La Leopolda non seduce proprio tutti. Polito: a Renzi manca il Lingotto. Ma a sinistra saltano tutti sul suo carro
Oggi siamo tutti renziani? La tre giorni alla Leopolda è stato un successo mediatico e di partecipazione (settemila persone) con un parterre variegato e coloratissimo che va dal vendoliano Gennaro Migliore al socialista Riccardo Nencini. Se per Matteo, camicia bianca, pantoloni slim e microfono anni ’50, «la sinistra che non cambia non è sinistra, è destra», nel corpaccione del Pd è partita la corsa furbetta al cambiamento, al restyling delle vecchie facce, al rogo del reliquiario post-comunista.Dario Franceschini conferma l’entusiasmo del “neofita” e avverte «un forte odore di cose nuove», il dalemiano Nicola La Torre tifa per Matteo che «è il futuro», insomma, non è più quel fastidioso rompiscatole definito una “preziosa risorsa” da tenere a bagnomaria come speravano i bersaniani. Oggi tutti annusano come cani da tartufo aspettando il D-day dell’Immacolata: Fabrizio Rondolino lascia il Giornale per raccontare su Europa l’epopea del sindaco rottamatore, Claudio Velardi si tuffa nella mischia. Gli “spingitori di carro” («sul carro non si sale, ma si spinge») escono come uomini nuovi dalla stazione fiorentina, ex quartier generale del nemico. Ma è il Pd a somigliare di più alla Leopolda o il contrario? Le parole d’ordine per la nuova narrazione, come direbbe Bertinotti, sono quelle di sempre: rottamazione, guerra all’autoreferenzialità e tanto veltronismo della prima ora con quel “futuro” definito «il posto migliore dove posso vivere”» l’immancabile musa Baricco, le metafore sportive, il fanciullino pascoliano. Anche il loft al centro di Roma, a metà strada tra Camera e Senato, sembra un omaggio all’ex sindaco.
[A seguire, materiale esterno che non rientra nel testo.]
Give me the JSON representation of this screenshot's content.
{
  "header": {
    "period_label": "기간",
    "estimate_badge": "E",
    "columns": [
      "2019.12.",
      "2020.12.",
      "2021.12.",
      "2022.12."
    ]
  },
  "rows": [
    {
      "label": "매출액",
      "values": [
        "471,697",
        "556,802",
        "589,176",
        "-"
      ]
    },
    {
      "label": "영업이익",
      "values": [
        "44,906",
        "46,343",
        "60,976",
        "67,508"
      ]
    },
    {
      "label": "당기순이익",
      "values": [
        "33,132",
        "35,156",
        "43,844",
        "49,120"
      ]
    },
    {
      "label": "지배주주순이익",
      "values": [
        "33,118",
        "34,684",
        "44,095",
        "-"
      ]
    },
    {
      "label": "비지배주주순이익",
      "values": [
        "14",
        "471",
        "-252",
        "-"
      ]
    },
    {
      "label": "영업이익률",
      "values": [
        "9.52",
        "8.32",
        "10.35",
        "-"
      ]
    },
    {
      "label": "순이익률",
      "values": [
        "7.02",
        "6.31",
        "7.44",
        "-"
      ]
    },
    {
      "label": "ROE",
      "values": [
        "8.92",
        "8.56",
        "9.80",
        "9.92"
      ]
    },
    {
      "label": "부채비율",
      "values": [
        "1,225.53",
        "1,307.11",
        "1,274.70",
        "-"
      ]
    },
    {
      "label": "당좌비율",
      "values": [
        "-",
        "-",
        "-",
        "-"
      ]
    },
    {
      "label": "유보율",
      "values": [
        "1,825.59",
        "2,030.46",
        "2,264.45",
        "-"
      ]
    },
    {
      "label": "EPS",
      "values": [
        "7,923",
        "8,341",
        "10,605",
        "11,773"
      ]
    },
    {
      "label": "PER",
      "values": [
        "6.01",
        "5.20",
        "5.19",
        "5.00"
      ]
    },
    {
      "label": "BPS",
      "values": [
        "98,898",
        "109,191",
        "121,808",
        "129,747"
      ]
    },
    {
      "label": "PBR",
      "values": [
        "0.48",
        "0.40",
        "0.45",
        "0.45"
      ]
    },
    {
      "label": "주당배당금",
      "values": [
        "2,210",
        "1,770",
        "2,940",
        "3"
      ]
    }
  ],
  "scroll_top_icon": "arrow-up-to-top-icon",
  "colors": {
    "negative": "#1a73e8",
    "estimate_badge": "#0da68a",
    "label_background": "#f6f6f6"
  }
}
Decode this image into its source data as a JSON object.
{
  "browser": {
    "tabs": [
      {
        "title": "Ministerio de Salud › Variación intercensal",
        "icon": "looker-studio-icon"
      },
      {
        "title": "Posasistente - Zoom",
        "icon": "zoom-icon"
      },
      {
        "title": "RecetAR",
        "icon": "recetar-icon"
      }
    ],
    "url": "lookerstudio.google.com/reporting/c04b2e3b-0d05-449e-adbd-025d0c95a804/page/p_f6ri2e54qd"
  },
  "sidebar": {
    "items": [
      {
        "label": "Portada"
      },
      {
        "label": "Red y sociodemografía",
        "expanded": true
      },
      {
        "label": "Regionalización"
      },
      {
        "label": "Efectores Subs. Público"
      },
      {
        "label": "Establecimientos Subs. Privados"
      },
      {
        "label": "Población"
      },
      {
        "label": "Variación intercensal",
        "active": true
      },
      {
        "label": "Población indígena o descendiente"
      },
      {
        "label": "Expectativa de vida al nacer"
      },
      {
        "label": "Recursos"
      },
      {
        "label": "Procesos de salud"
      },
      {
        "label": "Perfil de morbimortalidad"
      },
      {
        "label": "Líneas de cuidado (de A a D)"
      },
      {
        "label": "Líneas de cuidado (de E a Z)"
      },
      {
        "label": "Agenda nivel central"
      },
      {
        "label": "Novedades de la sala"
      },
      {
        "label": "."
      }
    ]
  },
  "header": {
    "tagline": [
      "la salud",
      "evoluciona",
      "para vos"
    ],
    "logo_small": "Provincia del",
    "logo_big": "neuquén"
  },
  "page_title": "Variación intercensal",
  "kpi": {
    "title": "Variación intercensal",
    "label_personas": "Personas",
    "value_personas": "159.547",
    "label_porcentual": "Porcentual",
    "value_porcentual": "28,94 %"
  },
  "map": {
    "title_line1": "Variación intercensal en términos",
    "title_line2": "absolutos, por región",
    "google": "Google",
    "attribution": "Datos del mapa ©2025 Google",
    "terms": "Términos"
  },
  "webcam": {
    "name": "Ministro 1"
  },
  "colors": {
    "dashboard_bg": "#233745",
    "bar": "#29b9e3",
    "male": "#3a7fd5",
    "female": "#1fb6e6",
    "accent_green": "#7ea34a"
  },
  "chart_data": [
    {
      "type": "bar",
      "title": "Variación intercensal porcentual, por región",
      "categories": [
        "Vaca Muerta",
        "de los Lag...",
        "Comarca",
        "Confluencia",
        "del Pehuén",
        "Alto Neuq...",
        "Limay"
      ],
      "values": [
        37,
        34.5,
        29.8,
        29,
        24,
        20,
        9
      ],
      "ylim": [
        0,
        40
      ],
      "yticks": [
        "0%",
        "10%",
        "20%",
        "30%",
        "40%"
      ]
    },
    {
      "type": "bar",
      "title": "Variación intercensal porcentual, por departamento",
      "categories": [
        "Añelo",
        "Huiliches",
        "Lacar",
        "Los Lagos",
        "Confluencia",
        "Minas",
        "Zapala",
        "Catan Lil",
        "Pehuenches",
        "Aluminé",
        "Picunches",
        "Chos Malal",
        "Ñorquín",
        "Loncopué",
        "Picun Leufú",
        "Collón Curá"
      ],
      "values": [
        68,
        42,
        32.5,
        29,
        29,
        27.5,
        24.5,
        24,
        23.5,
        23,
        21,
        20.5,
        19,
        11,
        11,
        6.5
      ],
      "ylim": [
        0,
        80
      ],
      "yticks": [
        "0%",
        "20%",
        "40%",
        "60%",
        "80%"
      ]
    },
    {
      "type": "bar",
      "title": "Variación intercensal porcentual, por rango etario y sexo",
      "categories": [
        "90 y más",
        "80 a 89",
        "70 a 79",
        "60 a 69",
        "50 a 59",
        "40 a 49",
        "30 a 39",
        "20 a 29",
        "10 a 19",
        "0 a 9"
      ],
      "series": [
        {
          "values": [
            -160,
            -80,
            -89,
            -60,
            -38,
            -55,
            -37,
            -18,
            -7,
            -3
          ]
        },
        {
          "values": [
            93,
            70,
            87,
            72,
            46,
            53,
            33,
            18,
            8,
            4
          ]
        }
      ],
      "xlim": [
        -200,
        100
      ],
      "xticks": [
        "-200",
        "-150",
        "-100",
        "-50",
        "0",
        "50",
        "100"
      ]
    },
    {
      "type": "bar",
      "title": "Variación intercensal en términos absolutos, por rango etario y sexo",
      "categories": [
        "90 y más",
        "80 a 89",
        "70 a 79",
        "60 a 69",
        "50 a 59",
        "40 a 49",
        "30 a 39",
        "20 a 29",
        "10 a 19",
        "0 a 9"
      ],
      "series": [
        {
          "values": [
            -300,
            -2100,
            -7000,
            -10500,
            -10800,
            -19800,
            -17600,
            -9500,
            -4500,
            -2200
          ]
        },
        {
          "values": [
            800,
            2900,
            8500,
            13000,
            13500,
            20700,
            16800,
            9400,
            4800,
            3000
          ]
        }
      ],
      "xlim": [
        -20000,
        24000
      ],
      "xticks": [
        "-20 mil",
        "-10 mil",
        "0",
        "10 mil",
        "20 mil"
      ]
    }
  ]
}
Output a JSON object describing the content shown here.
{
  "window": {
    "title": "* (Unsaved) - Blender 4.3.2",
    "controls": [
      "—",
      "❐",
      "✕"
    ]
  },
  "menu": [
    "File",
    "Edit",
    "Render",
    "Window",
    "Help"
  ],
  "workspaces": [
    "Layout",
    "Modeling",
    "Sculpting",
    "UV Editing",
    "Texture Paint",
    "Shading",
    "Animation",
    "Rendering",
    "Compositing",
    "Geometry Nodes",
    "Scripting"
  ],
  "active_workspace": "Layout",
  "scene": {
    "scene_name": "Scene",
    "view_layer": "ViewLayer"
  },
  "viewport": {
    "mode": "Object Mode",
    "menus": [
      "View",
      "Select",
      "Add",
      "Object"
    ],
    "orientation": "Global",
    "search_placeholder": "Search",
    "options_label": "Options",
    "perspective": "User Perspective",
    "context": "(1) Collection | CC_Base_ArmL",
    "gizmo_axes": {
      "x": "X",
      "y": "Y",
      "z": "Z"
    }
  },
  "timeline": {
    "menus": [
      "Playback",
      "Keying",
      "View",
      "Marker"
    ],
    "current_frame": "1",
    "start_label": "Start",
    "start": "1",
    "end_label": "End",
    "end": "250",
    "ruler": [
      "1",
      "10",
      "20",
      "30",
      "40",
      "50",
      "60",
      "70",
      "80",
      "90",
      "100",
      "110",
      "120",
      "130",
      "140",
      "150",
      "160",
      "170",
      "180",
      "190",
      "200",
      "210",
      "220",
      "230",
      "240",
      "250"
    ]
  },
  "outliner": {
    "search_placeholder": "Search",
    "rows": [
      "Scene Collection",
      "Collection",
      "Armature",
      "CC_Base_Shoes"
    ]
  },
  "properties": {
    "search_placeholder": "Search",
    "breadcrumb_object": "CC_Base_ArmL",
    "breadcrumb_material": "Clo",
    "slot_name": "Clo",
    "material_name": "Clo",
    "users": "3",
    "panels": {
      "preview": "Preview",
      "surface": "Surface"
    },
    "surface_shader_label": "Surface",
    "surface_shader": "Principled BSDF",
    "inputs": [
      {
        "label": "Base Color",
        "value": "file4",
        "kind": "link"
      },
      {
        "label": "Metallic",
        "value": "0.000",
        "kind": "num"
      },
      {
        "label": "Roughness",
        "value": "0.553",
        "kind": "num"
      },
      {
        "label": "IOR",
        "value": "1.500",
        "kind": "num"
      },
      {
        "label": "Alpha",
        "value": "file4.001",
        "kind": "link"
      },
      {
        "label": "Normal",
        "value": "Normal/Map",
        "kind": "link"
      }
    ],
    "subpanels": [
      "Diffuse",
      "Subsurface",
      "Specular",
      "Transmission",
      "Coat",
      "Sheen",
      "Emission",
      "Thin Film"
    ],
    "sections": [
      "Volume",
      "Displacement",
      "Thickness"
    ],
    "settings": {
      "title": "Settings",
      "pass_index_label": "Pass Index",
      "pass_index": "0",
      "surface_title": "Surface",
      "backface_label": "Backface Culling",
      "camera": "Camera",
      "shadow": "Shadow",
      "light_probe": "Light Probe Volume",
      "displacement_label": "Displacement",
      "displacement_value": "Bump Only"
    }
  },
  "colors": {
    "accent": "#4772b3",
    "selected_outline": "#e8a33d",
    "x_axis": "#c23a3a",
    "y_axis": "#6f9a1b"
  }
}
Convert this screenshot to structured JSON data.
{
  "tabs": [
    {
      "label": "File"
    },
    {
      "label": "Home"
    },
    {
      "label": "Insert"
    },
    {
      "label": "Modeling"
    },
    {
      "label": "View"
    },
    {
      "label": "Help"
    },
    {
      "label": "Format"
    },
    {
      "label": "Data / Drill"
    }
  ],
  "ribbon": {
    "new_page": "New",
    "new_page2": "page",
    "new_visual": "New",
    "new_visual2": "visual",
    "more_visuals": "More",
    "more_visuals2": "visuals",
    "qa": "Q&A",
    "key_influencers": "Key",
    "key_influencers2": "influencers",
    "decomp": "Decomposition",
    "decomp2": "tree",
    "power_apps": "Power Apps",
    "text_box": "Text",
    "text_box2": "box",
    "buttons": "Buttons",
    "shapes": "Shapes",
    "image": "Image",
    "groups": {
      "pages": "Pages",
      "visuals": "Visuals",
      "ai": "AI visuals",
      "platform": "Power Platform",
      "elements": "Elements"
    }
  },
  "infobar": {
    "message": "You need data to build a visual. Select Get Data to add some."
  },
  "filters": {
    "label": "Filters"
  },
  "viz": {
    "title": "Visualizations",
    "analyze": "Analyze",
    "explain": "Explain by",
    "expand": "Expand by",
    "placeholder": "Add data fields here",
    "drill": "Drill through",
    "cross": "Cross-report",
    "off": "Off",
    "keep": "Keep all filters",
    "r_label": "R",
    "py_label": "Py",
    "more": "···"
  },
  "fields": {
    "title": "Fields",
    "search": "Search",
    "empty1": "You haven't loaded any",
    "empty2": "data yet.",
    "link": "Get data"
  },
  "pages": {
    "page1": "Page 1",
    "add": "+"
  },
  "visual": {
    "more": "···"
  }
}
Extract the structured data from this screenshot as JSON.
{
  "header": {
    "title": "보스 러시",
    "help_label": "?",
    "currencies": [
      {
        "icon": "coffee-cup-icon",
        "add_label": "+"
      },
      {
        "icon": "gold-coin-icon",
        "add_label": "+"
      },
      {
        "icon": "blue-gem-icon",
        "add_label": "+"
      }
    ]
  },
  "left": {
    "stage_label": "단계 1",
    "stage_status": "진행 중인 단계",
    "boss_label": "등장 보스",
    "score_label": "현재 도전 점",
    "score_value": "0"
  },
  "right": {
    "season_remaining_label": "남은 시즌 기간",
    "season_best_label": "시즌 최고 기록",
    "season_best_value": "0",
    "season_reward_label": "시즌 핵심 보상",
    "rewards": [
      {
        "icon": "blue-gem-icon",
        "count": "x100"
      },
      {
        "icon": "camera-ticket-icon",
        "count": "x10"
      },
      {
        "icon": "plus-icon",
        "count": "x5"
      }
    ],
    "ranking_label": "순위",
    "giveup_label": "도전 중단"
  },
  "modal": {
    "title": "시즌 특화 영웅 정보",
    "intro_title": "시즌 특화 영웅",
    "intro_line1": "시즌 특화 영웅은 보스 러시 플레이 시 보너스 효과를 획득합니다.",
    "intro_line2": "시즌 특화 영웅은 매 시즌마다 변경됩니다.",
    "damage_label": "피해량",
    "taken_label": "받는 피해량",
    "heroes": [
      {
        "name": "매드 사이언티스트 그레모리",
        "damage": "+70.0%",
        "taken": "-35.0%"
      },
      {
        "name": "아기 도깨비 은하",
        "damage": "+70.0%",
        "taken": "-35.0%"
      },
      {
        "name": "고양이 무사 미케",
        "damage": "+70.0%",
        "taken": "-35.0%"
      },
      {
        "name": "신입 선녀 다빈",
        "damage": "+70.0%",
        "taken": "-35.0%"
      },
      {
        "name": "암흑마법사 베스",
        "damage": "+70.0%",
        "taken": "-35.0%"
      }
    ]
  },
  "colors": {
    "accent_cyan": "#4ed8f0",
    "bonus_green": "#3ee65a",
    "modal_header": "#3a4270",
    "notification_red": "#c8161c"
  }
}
Facce nuove e niente correnti, Renzi giura di fare piazza pulita delle divisioni interne, nessun cerchio magico e nessun guru alla Casaleggio. Ma basterà per rialzare il centrosinistra dalla vocazione al pareggio, dalla sindrome del migliore che ha impedito di contrastare il ventennio berlusconiano? Antonio Polito esce dal coro della stampa osannante: dov’è la piattaforma, dove sono le idee che devono trasformarsi in proposte di legge, emendamenti, voti? Alla rincorsa di Renzi manca il salto, non ha ancora avuto il suo Lingotto – dice l’editorialista del Corriere della Sera – a quasi nessuna delle scelte che impone l’attualità viene data risposta perché il problema è sempre un altro, “cambiare l’Italia”». Campione di benaltrismo, insomma , Renzi è muto sull’economia, sullo Stato sociale, sulla politica estera perché è un uomo solo, «intorno a lui non è cresciuta in questi anni una squadra di cervelli all’altezza del compito». È stato spesso affiancato a Tony Blair – ricorda Polito – anche lui come Matteo “giovane, simpatico, diverso” ma il premier britannico dietro aveva Gordon Brown…
Non la pensa così Mario Lavia che dal suo osservatorio privilegiato di Europa, è convinto che la scelta del carro poggi su una spinta sincera. «La base e la maggioranza del partito sono con Renzi perché è l’unico in grado di far vincere il Pd, anche i più diffidenti hanno dovuto prendere atto che il giovane sindaco non è il berlusconiano senza idee…». Ma soprattutto c’è la constatazione che non ci sono altre opzioni credibili dopo la delusione per Bersani, il silenzio di Vendola e il flop dell’operazione Ingroia. «Sbsglia Polito, ieri Renzi ha celebrato il suo super-Lingotto nel linguaggio, nei contenuti, nell’evocazione della nuova sinistra, basta – dice Lavia – con questa scemenza che Renzi è di destra e che non ha una piattaforma, quello che ha detto sulla giustizia è un fatto dirompente per la sinistra». Forse è solo, ha ragione Polito, ma «è il problema di tutti i leader, lo erano anche Bersani e Veltroni, nessuno ha mai avuto grandi staff, quando andrà al governo credo che Renzi attingerà al bacino fuori del Pd». Anche nel rapporto con il governo la verità è molto semplice: tra Renzi e Letta non ci sono né trappole né patti, il governo va avanti indipendentemente e se cadrà, sarà per il corto circuito sull’economia, per Berlusconi non certo per le mine (come le chiama Epifani) di fabbricazione amica. «Con Renzi – conclude Lavia – finisce la vecchia idea del Pd come il prolungamento del Pci-Pds-Ds».